Hockey

Mini-séisme dans les rangs de l’équipe nationale messieurs hier sur le coup de 16h00. Deux semaines après avoir confirmé qu’il mènerait la Belgique jusqu’aux Jeux Olympiques de Londres, quelques jours après le stage du "Belgian Olympic Team" à Lanzarote, 24 heures après avoir conduit la Belgique vers le succès face aux Pays-Bas (3-4), Adam Commens a décidé de quitter, après trois ans de bons et loyaux services (8 juillet 2007), la tête des "Red Lions".

Déçu et surpris, le président de l’ARBH n’est pas amer. Il est vrai que le désormais ancien sélectionneur - même s’il a un préavis de 3 mois - a géré cette transition de manière très professionnelle.

Rétroactes. Début novembre, la Fédération australienne limoge son sélectionneur à la suite des mauvais résultats de son équipe nationale dames. En effet, cinquième aux "Jeux", elle avait échoué à une anonyme sixième place à la dernière Coupe du Monde.

Adam Commens décline d’abord l’offre tout en confiant à son employeur la teneur de ses discussions avec son pays d’origine. Il en profite pour exprimer son attachement aux Belges. Après un premier tour de table, la Fédération "aussie" revient avec des arguments (financiers entre autres) et surtout un projet concret pour une équipe dames dans le creux.

Le doute s’installe dans l’esprit du stratège qui en fait part aux dirigeants belges. "Nous avons senti le coup venir ces derniers jours. Il pouvait apporter encore tellement au groupe. Je salue l’honnêteté et la franchise du personnage."
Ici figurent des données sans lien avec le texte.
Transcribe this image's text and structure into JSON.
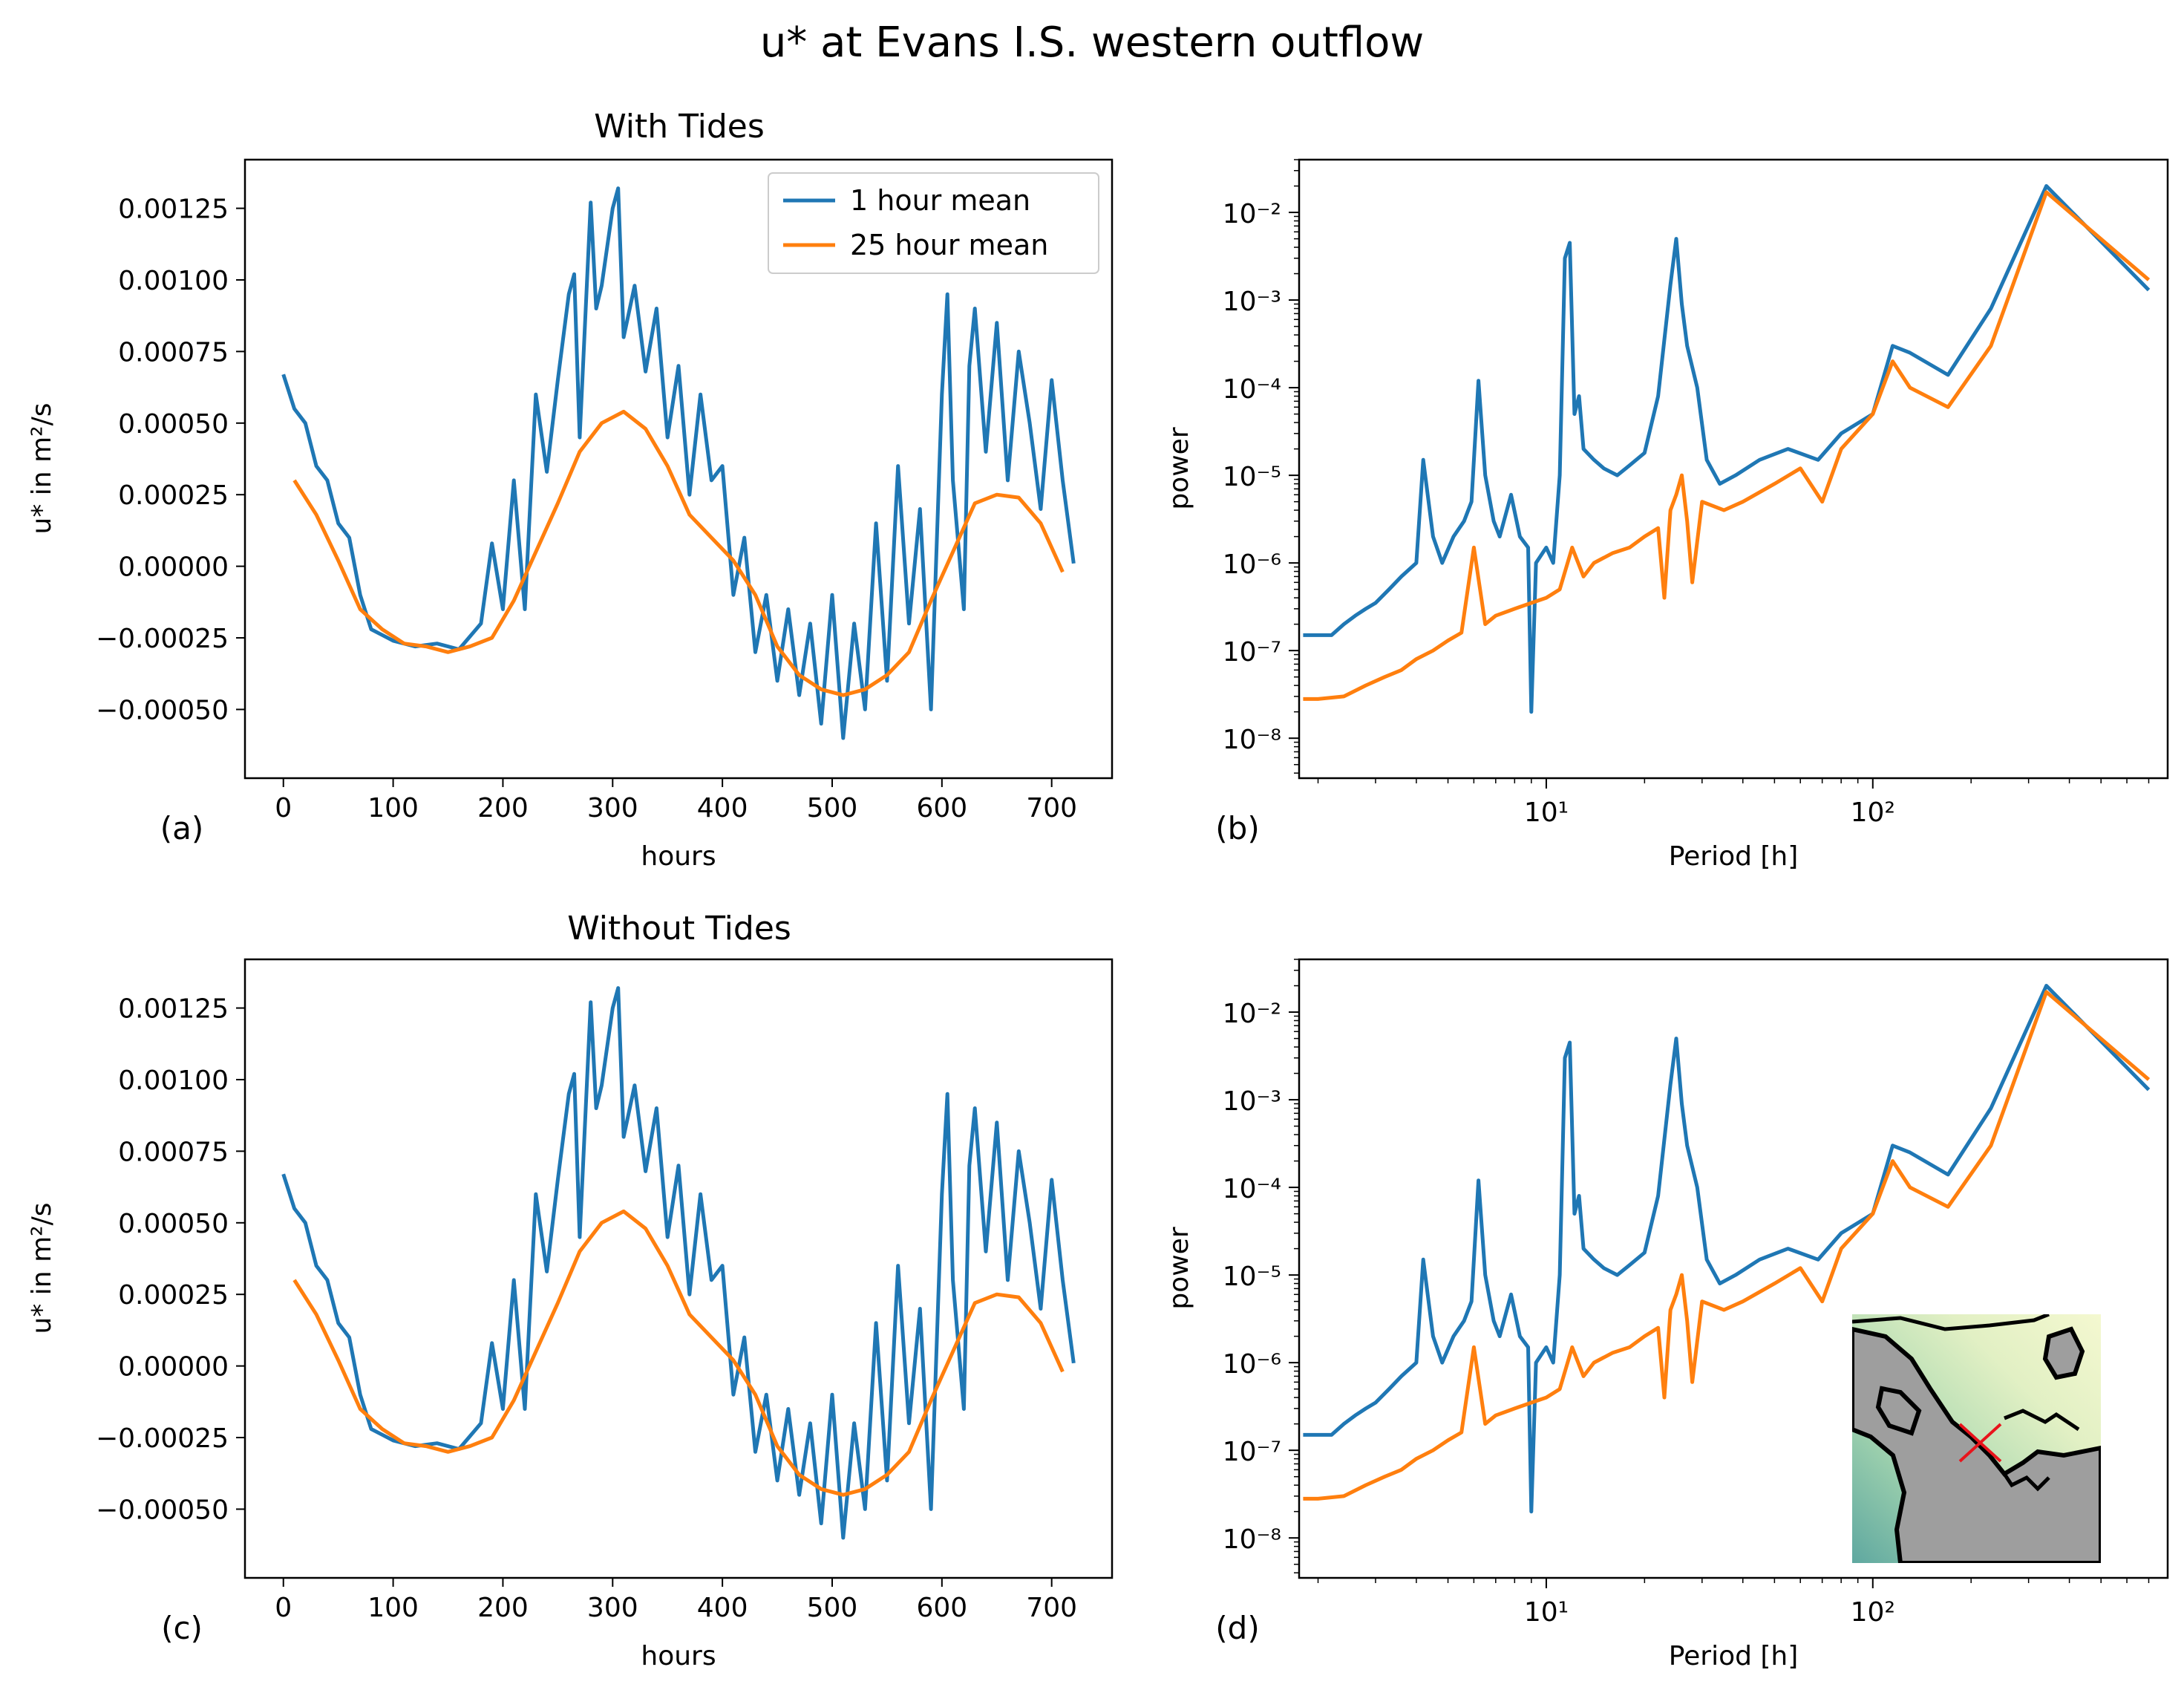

Légitiment déçu par la perte d’un élément de valeur, Marc Coudron comprend ce choix délicat. "Il a reçu la possibilité de diriger l’une des équipes dames les plus compétitives au monde, qui, plus est, est celle de son pays. Il devait sauter sur cette occasion qui ne se représenterait peut-être pas deux fois. Il accomplira un rêve. Je sais qu’il regrettait que ce projet lui tombe dessus un peu plus tôt que prévu."
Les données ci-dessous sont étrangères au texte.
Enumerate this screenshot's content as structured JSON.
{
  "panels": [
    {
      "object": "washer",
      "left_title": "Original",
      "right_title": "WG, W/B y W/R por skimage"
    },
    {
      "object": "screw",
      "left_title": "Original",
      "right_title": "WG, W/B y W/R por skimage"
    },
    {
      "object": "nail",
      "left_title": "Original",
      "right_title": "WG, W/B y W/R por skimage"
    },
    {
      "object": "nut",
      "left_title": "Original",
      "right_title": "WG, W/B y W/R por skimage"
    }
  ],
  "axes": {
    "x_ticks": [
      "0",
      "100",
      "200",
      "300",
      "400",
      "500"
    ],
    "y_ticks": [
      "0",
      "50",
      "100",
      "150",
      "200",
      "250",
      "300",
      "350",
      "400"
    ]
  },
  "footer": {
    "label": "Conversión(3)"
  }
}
Arrivé au chevet d’une équipe meurtrie par son échec au Champion’s Challenge à Boom, Adam Commens a réalisé un exploit de taille en faisant grimper son équipe sur la troisième marche européenne à Manchester, synonyme de qualification pour les Jeux Olympiques de Pékin en 2008. Il a mis fin à 32 années de disette.

"Il a aussi accompli un travail de fond gigantesque", ajoute Marc Coudron.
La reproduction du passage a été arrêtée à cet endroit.